The dollar exchange rate also plays a role. A strong dollar makes copper more expensive for buyers outside the US. Add in interest rate policies, inflation expectations, and of course, speculation by major market players.
For the future, there were various forecasts before the tariff announcement. Goldman Sachs predicted an average of $9,980 per ton by the end of 2025, JP Morgan forecasted $10,400 in the second half of 2025 and $11,400 for 2026. UBS was more optimistic, expecting $11,000. But these forecasts are probably outdated now, given the new tariff situation.
Anyone wanting to buy 1 ton of copper or invest in copper has different options. Copper futures are popular but more suitable for experienced investors with capital—the LME futures require about $15,000 to $17,500 in margin. ETCs like the WisdomTree Copper ETC are more accessible, with fees around 0.49 percent per year. There are also copper stocks from major mining companies like BHP, Southern Copper, Freeport-McMoRan, or Rio Tinto.

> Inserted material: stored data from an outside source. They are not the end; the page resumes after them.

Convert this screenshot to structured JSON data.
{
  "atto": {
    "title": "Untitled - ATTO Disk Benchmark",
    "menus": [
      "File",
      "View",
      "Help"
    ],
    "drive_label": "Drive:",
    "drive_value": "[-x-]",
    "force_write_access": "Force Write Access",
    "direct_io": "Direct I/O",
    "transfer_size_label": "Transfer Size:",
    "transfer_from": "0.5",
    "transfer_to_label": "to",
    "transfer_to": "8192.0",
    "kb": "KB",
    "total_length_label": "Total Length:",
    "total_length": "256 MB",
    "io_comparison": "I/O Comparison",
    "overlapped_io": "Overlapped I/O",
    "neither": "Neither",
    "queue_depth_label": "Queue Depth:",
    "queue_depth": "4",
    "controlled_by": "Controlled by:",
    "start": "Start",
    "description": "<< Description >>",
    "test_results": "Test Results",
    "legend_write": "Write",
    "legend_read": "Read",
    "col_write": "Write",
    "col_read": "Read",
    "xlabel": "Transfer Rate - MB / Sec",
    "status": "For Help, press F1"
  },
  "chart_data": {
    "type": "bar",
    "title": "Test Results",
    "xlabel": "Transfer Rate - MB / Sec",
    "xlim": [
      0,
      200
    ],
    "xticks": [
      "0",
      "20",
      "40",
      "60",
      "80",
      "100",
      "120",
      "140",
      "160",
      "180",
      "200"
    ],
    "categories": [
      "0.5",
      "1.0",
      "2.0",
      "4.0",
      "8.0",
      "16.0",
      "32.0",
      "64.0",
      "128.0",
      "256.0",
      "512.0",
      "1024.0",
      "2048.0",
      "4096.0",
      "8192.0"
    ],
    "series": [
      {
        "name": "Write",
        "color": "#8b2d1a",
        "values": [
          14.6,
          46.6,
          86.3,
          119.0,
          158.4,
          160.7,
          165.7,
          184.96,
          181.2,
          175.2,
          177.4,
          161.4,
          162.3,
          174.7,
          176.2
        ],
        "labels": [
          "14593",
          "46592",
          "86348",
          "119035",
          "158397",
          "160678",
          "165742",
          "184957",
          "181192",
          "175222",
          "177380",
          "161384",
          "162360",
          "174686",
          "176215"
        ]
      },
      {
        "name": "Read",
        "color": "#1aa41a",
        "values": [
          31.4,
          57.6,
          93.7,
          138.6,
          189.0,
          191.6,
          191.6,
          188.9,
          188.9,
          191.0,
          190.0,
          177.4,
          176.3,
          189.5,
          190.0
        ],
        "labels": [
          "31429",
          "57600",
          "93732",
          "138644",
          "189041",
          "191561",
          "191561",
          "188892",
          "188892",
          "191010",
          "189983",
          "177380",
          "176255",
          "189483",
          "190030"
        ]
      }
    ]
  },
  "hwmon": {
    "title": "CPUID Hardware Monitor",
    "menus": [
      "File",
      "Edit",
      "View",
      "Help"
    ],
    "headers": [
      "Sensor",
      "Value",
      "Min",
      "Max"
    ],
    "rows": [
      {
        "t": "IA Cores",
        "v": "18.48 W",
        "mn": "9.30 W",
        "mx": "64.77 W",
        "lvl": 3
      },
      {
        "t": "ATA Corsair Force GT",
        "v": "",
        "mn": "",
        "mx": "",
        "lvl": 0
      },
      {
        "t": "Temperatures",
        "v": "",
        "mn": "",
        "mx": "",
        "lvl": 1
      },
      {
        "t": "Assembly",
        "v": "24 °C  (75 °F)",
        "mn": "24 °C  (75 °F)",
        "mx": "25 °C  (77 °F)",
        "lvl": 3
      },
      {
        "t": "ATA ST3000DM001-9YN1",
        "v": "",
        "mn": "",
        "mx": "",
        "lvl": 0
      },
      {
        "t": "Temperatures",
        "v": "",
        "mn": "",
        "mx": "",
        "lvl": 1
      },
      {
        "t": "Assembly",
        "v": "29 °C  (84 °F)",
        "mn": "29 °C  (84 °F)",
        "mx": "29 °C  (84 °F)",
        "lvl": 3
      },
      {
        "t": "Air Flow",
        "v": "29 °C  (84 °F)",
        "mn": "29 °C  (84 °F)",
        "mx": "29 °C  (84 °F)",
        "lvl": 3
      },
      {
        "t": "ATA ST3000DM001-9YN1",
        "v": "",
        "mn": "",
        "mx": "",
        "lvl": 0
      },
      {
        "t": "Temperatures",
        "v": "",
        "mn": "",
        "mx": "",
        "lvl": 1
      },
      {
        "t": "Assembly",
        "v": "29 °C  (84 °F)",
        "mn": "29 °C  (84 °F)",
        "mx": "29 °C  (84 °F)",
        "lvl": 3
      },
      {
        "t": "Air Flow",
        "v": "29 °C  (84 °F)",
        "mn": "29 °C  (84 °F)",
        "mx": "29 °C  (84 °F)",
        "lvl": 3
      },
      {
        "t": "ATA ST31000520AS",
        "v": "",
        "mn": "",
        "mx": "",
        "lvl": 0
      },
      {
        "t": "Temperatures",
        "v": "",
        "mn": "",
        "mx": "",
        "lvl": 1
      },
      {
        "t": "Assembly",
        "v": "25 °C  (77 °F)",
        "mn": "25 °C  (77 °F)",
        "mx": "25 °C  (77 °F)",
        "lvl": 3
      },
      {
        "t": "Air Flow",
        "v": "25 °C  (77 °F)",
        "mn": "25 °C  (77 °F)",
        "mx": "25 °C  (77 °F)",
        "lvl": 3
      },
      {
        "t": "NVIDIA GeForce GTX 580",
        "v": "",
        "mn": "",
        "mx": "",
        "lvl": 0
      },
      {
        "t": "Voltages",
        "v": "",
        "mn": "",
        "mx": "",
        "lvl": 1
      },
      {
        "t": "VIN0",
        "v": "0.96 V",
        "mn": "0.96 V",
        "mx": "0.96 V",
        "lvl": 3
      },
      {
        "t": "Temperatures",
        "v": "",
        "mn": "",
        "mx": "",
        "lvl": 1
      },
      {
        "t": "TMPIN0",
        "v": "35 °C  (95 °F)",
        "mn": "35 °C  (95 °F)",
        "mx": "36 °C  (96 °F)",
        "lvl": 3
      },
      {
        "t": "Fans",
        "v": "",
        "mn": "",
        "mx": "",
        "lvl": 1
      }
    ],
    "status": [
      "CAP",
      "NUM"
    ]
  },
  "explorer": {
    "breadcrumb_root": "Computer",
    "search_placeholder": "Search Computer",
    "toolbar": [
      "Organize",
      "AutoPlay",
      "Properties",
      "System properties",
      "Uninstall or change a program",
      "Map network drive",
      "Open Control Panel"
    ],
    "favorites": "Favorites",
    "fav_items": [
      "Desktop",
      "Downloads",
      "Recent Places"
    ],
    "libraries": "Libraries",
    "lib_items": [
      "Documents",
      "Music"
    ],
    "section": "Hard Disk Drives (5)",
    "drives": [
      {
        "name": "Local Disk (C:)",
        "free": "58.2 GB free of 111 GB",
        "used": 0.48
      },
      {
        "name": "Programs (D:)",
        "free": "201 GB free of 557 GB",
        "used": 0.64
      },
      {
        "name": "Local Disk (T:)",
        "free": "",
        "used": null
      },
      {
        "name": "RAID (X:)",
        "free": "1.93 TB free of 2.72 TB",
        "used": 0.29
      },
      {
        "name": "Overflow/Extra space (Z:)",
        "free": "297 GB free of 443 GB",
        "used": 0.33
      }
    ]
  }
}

These companies benefit disproportionately from rising copper prices, often pay good dividends, and diversify with other commodities.
CFDs are a faster option for short-term speculation but require experience due to leverage. Buying physical copper is less practical for retail investors—too expensive to store and transport.
When trading, it’s worth following trends. Many use moving averages over 50 to 200 days to find entry and exit points. Others rely on fundamental data—Chinese industrial data, for example, heavily influence copper prices. But what I find most important is risk management. A position should be no more than 5 percent of trading capital, with stop-loss orders at 2 to 3 percent below the entry price.
Diversification is also key. Bloomberg analysts recommend allocating about 4 to 9 percent of a traditional 60/40 portfolio to commodities to hedge against inflation. That makes sense.
All in all, copper is a fascinating market with real fundamentals behind it. Price movements are volatile but understandable. Whether you want to buy 1 ton of copper or speculate via derivatives, it’s worth understanding the market dynamics. With the right strategies and good risk management, copper can be an interesting part of a diversified portfolio.